Born in County Tyrone, Ireland, he moved to Nova Scotia with his family in 1822. He was educated in Baddeck and at McQueen's Academy in Halifax. McKeagney was called to the Nova Scotia bar in 1838. He was first elected to the Nova Scotia House of Assembly for Richmond County in 1840 but his election was overturned on a technicality. McKeagney represented Inverness County from 1843 to 1847 and then Sydney Township from 1848 to 1851 and again from 1855 to 1859. In 1857, he was named inspector of mines and minerals. McKeagney was named Queen's Counsel in 1866.

He was married twice: to Eliza Henry in 1842 and to Eliza Hearne in 1857.

In 1867, he was elected to the House of Commons of Canada for the Nova Scotia riding of Cape Breton as a member of the Anti-Confederation Party. He was defeated in 1872.

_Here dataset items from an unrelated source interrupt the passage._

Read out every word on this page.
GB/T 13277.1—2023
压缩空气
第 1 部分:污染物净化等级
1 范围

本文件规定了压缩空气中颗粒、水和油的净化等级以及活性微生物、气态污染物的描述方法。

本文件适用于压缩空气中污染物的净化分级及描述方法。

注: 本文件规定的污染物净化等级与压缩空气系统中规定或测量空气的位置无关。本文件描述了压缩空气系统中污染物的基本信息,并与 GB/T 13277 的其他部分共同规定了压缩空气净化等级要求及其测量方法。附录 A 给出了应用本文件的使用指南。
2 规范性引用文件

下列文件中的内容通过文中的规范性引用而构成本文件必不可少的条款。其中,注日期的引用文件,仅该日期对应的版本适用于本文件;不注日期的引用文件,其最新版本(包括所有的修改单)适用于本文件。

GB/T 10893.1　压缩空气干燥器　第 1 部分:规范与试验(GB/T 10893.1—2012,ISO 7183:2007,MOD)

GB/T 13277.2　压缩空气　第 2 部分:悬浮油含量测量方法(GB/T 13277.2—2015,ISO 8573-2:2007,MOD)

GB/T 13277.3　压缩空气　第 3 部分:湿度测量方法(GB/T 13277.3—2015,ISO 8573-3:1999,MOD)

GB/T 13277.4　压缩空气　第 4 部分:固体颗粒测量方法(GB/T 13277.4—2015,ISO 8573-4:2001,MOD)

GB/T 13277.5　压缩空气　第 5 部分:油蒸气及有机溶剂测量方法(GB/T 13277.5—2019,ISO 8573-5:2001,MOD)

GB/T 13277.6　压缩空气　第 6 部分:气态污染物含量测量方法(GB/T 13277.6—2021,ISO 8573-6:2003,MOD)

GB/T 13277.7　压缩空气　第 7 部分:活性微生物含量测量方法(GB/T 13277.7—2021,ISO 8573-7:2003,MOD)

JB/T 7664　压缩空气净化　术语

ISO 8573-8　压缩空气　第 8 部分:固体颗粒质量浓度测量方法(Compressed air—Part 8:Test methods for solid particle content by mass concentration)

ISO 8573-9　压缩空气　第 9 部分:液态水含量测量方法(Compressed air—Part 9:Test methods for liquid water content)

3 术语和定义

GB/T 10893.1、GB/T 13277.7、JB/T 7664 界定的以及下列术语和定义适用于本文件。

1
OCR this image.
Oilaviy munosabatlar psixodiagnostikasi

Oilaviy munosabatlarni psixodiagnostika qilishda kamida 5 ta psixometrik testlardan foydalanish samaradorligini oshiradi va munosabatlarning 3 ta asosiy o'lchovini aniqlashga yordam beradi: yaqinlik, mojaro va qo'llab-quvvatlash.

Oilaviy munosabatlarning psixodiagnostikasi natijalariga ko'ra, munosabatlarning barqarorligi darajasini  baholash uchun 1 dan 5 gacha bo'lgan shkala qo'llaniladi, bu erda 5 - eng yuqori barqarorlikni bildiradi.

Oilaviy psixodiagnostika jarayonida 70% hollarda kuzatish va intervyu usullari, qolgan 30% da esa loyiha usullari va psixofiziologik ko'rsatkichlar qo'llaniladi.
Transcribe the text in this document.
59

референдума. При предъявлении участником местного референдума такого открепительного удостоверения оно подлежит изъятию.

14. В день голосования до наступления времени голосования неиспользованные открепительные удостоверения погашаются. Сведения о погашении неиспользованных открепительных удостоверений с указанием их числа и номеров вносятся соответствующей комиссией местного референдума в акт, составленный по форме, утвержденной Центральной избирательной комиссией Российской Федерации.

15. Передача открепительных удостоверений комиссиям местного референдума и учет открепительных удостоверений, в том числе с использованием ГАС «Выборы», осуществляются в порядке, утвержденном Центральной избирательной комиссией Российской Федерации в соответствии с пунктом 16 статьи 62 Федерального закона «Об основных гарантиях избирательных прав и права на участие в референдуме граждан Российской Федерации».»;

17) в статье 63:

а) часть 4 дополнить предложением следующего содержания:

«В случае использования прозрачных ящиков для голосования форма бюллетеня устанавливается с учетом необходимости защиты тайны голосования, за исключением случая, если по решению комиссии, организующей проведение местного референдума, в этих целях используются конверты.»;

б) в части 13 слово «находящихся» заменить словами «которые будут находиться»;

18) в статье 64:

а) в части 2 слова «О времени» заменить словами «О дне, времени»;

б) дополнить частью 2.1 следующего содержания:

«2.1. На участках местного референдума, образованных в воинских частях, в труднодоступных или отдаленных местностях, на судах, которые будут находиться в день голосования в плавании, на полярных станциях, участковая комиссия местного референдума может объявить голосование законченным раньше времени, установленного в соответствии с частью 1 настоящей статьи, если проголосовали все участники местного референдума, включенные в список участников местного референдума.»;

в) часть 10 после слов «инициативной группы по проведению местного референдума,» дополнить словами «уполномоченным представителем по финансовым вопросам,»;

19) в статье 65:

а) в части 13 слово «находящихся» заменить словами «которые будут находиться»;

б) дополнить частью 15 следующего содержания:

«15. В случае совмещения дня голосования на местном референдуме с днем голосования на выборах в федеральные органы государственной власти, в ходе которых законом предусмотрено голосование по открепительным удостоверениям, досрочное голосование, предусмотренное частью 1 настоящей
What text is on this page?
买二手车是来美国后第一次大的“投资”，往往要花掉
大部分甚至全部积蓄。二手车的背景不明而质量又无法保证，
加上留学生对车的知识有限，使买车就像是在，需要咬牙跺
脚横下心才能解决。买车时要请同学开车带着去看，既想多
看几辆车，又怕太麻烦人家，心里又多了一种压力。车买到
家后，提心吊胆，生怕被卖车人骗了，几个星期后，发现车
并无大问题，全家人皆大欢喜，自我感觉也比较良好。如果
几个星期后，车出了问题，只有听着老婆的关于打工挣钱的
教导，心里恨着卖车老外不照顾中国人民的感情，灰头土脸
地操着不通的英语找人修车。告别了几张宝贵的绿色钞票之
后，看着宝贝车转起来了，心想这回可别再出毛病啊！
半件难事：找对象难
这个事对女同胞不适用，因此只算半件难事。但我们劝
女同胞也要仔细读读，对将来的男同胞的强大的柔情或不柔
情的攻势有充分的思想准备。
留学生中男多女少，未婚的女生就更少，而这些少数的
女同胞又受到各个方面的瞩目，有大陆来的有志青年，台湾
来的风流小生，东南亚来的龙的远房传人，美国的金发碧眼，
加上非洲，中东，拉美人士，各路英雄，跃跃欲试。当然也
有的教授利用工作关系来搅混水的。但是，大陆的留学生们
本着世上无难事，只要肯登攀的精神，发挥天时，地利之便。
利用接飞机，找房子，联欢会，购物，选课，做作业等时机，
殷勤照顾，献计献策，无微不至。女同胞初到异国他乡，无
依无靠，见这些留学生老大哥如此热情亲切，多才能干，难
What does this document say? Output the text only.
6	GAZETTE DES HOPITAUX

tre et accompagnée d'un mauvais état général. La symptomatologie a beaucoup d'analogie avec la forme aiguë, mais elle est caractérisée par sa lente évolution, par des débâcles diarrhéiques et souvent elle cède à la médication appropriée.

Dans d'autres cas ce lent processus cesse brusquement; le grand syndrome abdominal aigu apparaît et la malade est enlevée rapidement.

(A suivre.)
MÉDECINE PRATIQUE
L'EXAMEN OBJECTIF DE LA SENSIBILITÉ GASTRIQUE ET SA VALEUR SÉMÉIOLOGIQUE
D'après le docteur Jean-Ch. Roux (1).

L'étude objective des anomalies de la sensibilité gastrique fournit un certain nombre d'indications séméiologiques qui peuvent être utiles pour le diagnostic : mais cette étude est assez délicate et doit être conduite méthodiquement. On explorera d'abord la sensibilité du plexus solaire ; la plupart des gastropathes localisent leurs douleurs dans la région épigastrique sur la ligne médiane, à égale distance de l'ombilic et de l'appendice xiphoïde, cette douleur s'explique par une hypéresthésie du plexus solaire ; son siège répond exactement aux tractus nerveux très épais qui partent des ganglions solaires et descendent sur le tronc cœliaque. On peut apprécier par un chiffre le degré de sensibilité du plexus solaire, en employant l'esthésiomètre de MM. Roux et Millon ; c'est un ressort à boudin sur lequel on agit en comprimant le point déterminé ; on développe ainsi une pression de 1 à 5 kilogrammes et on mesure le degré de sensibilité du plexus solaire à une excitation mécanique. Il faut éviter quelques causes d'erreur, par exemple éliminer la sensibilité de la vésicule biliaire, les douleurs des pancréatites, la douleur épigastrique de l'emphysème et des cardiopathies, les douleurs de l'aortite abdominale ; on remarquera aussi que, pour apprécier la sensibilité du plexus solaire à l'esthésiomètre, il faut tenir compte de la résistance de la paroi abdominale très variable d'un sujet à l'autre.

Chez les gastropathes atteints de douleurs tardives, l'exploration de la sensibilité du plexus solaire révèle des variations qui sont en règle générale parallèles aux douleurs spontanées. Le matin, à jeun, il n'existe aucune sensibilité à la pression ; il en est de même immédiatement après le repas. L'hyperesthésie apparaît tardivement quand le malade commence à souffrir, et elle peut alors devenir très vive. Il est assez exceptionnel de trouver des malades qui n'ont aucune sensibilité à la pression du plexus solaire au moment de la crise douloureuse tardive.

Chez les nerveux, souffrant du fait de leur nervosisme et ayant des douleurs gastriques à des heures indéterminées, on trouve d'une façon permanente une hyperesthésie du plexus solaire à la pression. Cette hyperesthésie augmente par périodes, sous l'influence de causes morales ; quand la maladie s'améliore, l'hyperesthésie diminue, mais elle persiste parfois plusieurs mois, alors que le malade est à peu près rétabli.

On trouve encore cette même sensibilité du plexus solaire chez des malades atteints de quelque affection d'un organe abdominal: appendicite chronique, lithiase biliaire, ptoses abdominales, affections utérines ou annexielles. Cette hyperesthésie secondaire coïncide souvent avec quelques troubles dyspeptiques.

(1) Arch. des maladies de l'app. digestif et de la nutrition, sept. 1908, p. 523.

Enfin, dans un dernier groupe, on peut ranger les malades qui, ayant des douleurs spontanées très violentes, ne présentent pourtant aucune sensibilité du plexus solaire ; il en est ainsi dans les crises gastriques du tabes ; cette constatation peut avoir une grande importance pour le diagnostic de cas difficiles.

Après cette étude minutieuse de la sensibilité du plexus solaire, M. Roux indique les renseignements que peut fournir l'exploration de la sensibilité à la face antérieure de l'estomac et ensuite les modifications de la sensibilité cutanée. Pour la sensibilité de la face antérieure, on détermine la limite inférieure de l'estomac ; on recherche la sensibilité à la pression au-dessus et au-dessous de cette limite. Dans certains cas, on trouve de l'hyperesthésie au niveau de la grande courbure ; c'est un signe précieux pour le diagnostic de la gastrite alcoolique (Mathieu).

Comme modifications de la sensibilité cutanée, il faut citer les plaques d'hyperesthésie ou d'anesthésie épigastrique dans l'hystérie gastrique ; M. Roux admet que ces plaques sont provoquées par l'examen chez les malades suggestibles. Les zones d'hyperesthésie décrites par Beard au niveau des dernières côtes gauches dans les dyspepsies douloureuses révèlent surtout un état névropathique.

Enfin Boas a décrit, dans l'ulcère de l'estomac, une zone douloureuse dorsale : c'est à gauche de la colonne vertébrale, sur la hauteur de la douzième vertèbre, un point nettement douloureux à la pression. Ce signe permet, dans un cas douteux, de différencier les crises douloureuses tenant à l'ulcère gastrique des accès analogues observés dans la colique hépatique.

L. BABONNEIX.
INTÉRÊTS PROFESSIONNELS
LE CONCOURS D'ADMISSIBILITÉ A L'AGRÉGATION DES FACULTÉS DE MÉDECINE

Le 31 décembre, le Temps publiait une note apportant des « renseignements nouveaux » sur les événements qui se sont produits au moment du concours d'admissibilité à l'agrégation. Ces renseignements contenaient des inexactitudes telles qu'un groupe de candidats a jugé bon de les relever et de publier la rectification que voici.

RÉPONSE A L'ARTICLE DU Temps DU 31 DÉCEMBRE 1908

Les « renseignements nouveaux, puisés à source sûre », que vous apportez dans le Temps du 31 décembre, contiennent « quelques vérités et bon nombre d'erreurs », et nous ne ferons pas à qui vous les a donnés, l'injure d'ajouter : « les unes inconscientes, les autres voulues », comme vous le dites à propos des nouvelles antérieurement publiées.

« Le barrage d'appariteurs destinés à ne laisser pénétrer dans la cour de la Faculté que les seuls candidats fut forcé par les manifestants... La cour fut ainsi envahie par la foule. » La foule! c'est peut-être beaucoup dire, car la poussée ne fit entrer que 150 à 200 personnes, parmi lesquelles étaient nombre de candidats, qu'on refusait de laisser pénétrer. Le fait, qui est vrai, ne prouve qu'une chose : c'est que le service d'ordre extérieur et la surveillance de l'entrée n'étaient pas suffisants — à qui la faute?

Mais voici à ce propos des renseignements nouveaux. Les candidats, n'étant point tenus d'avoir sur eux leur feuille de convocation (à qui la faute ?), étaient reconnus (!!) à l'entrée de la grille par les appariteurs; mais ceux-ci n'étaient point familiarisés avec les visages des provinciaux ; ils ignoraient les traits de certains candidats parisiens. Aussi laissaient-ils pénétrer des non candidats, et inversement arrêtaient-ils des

In 1872, he was appointed a puisne judge of the Court of Queen's Bench of Manitoba. McKeagney died in St. Andrews, New Brunswick.

==Election results==

v; t; e; 1872 Canadian federal election: Cape Breton
| Party | Candidate | Votes | % | Elected |
|  | Conservative | Newton LeGayet Mackay | 1,240 | 30.30 | Green tick |
|  | Conservative | William McDonald | 1,038 | 25.37 | Green tick |
|  | Liberal–Conservative | Hugh McLeod | 932 | 22.78 |  |
|  | Liberal–Conservative | James Charles McKeagney | 882 | 21.55 |  |
| Total valid votes |  |  | 4,092 | – |
Source: Library of Parliament

v; t; e; 1867 Canadian federal election: Cape Breton
| Party | Candidate | Votes |
|  | Anti-Confederation | Hon. James McKeagney | acclaimed |
| Total valid votes |  |  | – |
This electoral district was created by the British North America Act, 1867 from the colonial Province of Nova Scotia'a Cape Breton electoral district. Neither of the incumbents ran in this election.